Crocs Inc. (Nasdaq:CROX) swung to a net loss of $27.8 million in the third quarter ended Sept. 30, 2015 – versus a quarterly gain of $12 million a year ago – after holding back shipments to Chinese distributors, facing currency headwinds, closing stores and delaying more-timely new products.

Third-quarter revenue also fell for the Niwot, CO footwear company, down 9.4 percent (or 0.8 percent in currency-neutral terms) to $274.1 million.

Despite the struggles, Crocs CEO Gregg Ribatt was optimistic with investors that many of the problems were being remedied – including new production and distribution plans, a 40 percent SKU reduction and fresher styles for 2016. Crocs also announced additions to its senior leadership team, including new CFO Carrie Teffner (who previously served in the same position at PetSmart and Timberland) and new CIO Donna Flood (who previously served as COO for Easton-Bell).

Ribatt said unfavorable currency exchanges made the biggest impact in the third quarter – reducing sales by $26 million “as the dollar strengthened significantly since July against several specific currencies including the Korean won, the Chinese RMB, the Brazilian real, and the Canadian dollar.”

Hurdles in China
In China, the company said it was transitioning away from under-performing distributors.

“We faced some difficult decisions in China and as a result we increased reserves for doubtful accounts by $19 million at the end of the third quarter,” Ribatt said “We also held shipments to several of our China distributors, which negatively affected Q3 revenue by $4 million.

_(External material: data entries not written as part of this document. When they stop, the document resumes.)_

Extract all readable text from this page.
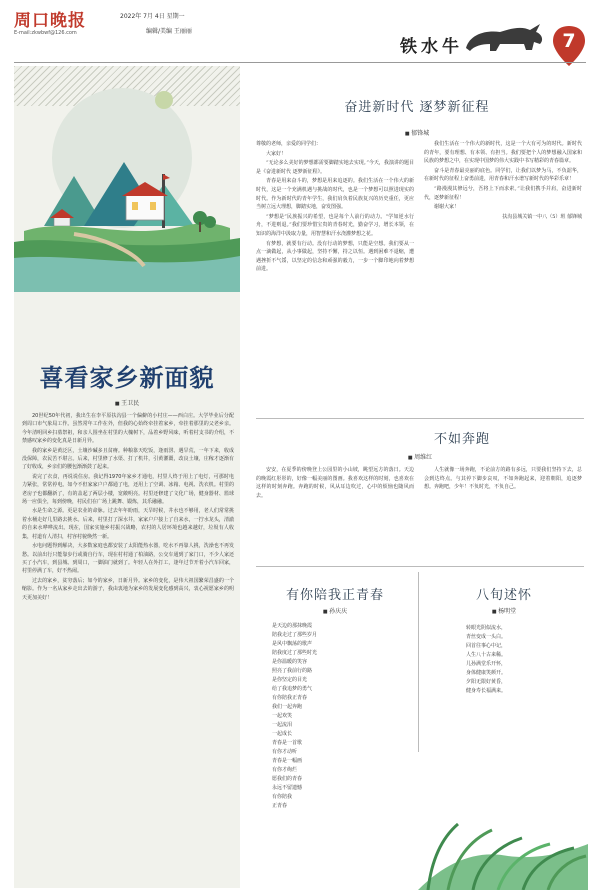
周口晚报
E-mail:zkwbwf@126.com
2022年 7月 4日 星期一
编辑/美编 王丽丽
铁水牛	7
喜看家乡新面貌
■ 王卫民

20世纪50年代初，我出生在李平原扶沟县一个偏僻的小村庄——西白庄。大学毕业后分配到周口市气象局工作。虽然常年工作在外，但我的心始终牵挂着家乡，牵挂着那里的父老乡亲。今年清明回乡扫墓祭祖，和亲人围坐在村里的大槐树下，品着乡野风味，听着村支书的介绍，不禁感叹家乡的变化真是日新月异。

我的家乡是黄泛区，土壤沙碱多且贫瘠。种粮靠天吃饭，逢雨涝、遇旱荒，一年下来，收成没保障，农民苦不堪言。后来，村里修了水渠、打了机井，引黄灌溉，改良土壤，庄稼才逐渐有了好收成，乡亲们的腰包渐渐鼓了起来。

说完了衣食，再说说住房。我记得1970年家乡才通电，村里人终于用上了电灯，可那时电力紧张，常常停电。如今不但家家户户都通了电，还用上了空调、冰箱、电视、洗衣机。村里的老房子也都翻新了，有的盖起了两层小楼，宽敞明亮。村里还修建了文化广场，健身器材、篮球场一应俱全，每到傍晚，村民们在广场上跳舞、锻炼，其乐融融。

水是生命之源。更是农业的命脉。过去年年盼雨，天旱时候，井水也不够用，老人们常常挑着水桶走好几里路去挑水。后来，村里打了深水井，家家户户接上了自来水，一拧水龙头，清澈的自来水哗哗流出。现在，国家实施乡村振兴战略，农村的人居环境也越来越好，垃圾有人收集，村道有人清扫，村容村貌焕然一新。

水电问题得到解决，大多数家庭也都安装了太阳能热水器，吃水不再靠人挑，洗澡也不再发愁。以前出行只能靠步行或骑自行车，现在村村通了柏油路，公交车通到了家门口，不少人家还买了小汽车，到县城、到周口，一脚油门就到了。年轻人在外打工，逢年过节开着小汽车回家，村里停满了车，好不热闹。

过去的家乡，贫穷落后；如今的家乡，日新月异。家乡的变化，是伟大祖国繁荣昌盛的一个缩影。作为一名从家乡走出去的游子，我由衷地为家乡的发展变化感到高兴，衷心祝愿家乡的明天更加美好！

奋进新时代 逐梦新征程
■ 郁锋城

尊敬的老师，亲爱的同学们：

大家好！

“无论多么美好的梦想都需要脚踏实地去实现。”今天，我演讲的题目是《奋进新时代 逐梦新征程》。

青春是用来奋斗的，梦想是用来追逐的。我们生活在一个伟大的新时代，这是一个充满机遇与挑战的时代，也是一个梦想可以照进现实的时代。作为新时代的青年学生，我们肩负着民族复兴的历史重任，更应当树立远大理想，脚踏实地，奋发图强。

“梦想是”民族振兴的希望，也是每个人前行的动力。“学如逆水行舟，不进则退。”我们要珍惜宝贵的青春时光，勤奋学习，增长本领，在知识的海洋中汲取力量，用智慧和汗水浇灌梦想之花。

有梦想，就要有行动。没有行动的梦想，只能是空想。我们要从一点一滴做起，从小事做起，坚持不懈，持之以恒。遇到困难不退缩，遭遇挫折不气馁，以坚定的信念和顽强的毅力，一步一个脚印地向着梦想前进。

我们生活在一个伟大的新时代，这是一个大有可为的时代。新时代的青年，要有理想、有本领、有担当。我们要把个人的梦想融入国家和民族的梦想之中，在实现中国梦的伟大实践中书写精彩的青春篇章。

奋斗是青春最亮丽的底色。同学们，让我们以梦为马，不负韶华，在新时代的征程上奋勇前进，用青春和汗水谱写新时代的华彩乐章！

“路漫漫其修远兮，吾将上下而求索。”让我们携手并肩，奋进新时代，逐梦新征程！

谢谢大家！

扶沟县城关镇一中八（5）班 郁锋城

不如奔跑
■ 周维红

安安，在夏季的傍晚登上公园里的小山坡，眺望远方的落日。天边的晚霞红彤彤的，好像一幅美丽的图画。我喜欢这样的时刻，也喜欢在这样的时刻奔跑。奔跑的时候，风从耳边吹过，心中的烦恼也随风而去。

人生就像一场奔跑，不论前方的路有多远，只要我们坚持下去，总会到达终点。与其停下脚步哀叹，不如奔跑起来，迎着朝阳，追逐梦想。奔跑吧，少年！不负时光，不负自己。

有你陪我正青春
■ 孙庆庆
是天边的那抹晚霞
陪我走过了那些岁月
是风中飘荡的歌声
陪我度过了那些时光
是你温暖的笑容
照亮了我前行的路
是你坚定的目光
给了我追梦的勇气
有你陪我正青春
我们一起奔跑
一起欢笑
一起流泪
一起成长
青春是一首歌
有你才动听
青春是一幅画
有你才绚烂
愿我们的青春
永远不留遗憾
有你陪我
正青春
八旬述怀
■ 杨明堂
转眼光阴似流水，
青丝变成一头白。
回首往事心中记，
人生八十古来稀。
儿孙满堂乐开怀，
身体健康笑颜开。
夕阳无限好黄昏，
健身寿长福满来。
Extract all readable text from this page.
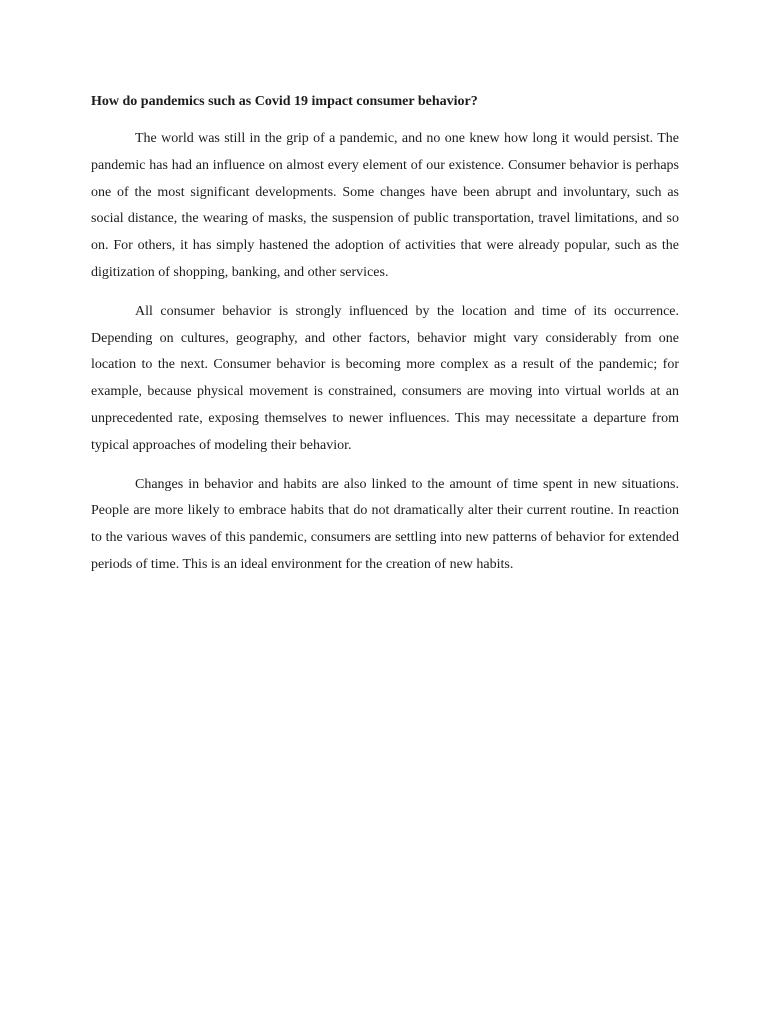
How do pandemics such as Covid 19 impact consumer behavior?

The world was still in the grip of a pandemic, and no one knew how long it would persist. The pandemic has had an influence on almost every element of our existence. Consumer behavior is perhaps one of the most significant developments. Some changes have been abrupt and involuntary, such as social distance, the wearing of masks, the suspension of public transportation, travel limitations, and so on. For others, it has simply hastened the adoption of activities that were already popular, such as the digitization of shopping, banking, and other services.

All consumer behavior is strongly influenced by the location and time of its occurrence. Depending on cultures, geography, and other factors, behavior might vary considerably from one location to the next. Consumer behavior is becoming more complex as a result of the pandemic; for example, because physical movement is constrained, consumers are moving into virtual worlds at an unprecedented rate, exposing themselves to newer influences. This may necessitate a departure from typical approaches of modeling their behavior.

Changes in behavior and habits are also linked to the amount of time spent in new situations. People are more likely to embrace habits that do not dramatically alter their current routine. In reaction to the various waves of this pandemic, consumers are settling into new patterns of behavior for extended periods of time. This is an ideal environment for the creation of new habits.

However, these actions set us up for improved business performance in the future. We now expect to return China to growth in the back half of 2016.”

Crocs President Andrew Rees said the company named new leadership in China and narrowed its product line to be more consistent with its global range. A fragmented team of 48 distributors will be reduced to “align with fewer, more experienced, and stronger partners,” Ress said. “And we're planning to operate more retail stores ourselves in strategic cities where we have existing infrastructure.”

Reduction in SKUs; updated more often
While it worked through transitions in 2015, Ribatt said Crocs had lengthened its time between updating product, leaving more dated styles on the shelves and leading to increased discounted, which negatively affect margins by 300 basis points.

That will change next year, Ribatt said: “As we enter 2016, 60 percent of our spring/summer product range is new, reinvigorated product versus roughly 30 percent in 2015. It will also be a smaller collection, with a 40 percent reduction in SKUs.

“This significantly simplifies product development, costing, forecasting, and inventory management,” Rees said, adding that it will also lead to better customer service and supply-chain issues.

E-commerce stays strong
The bright spot for Crocs in rough third quarter was the brand’s direct e-commerce sales, which grew on a comparable-site basis 31 percent in constant currency, with the Americas up 33 percent, Europe up 19 percent, and Asia up 42 percent.

Overall, global direct-to-consumer comp revenues, including Crocs stores were up 4.7 percent. During the quarter, Crocs closed 13 stores and opened 11, bringing its store count to 557 at the end of the third quarter. “We anticipate closing another 15 to 20 stores during Q4,” Rees said.

Stores in U.S. tourist destinations took a particular hit (down 5.3 percent on a comp basis during the quarter) as the strengthening dollar gave foreign visitors less buying power.

Looking ahead
“Despite challenging headwinds, we are confident that we can drive 2016 revenues up in the mid-single digits based on current exchange rates,” Ribatt said. “We expect 2016 gross margins to be flat to 2015, as the currency impact of approximately 250 basis points at today's rates is offset by product margin and operational improvements.”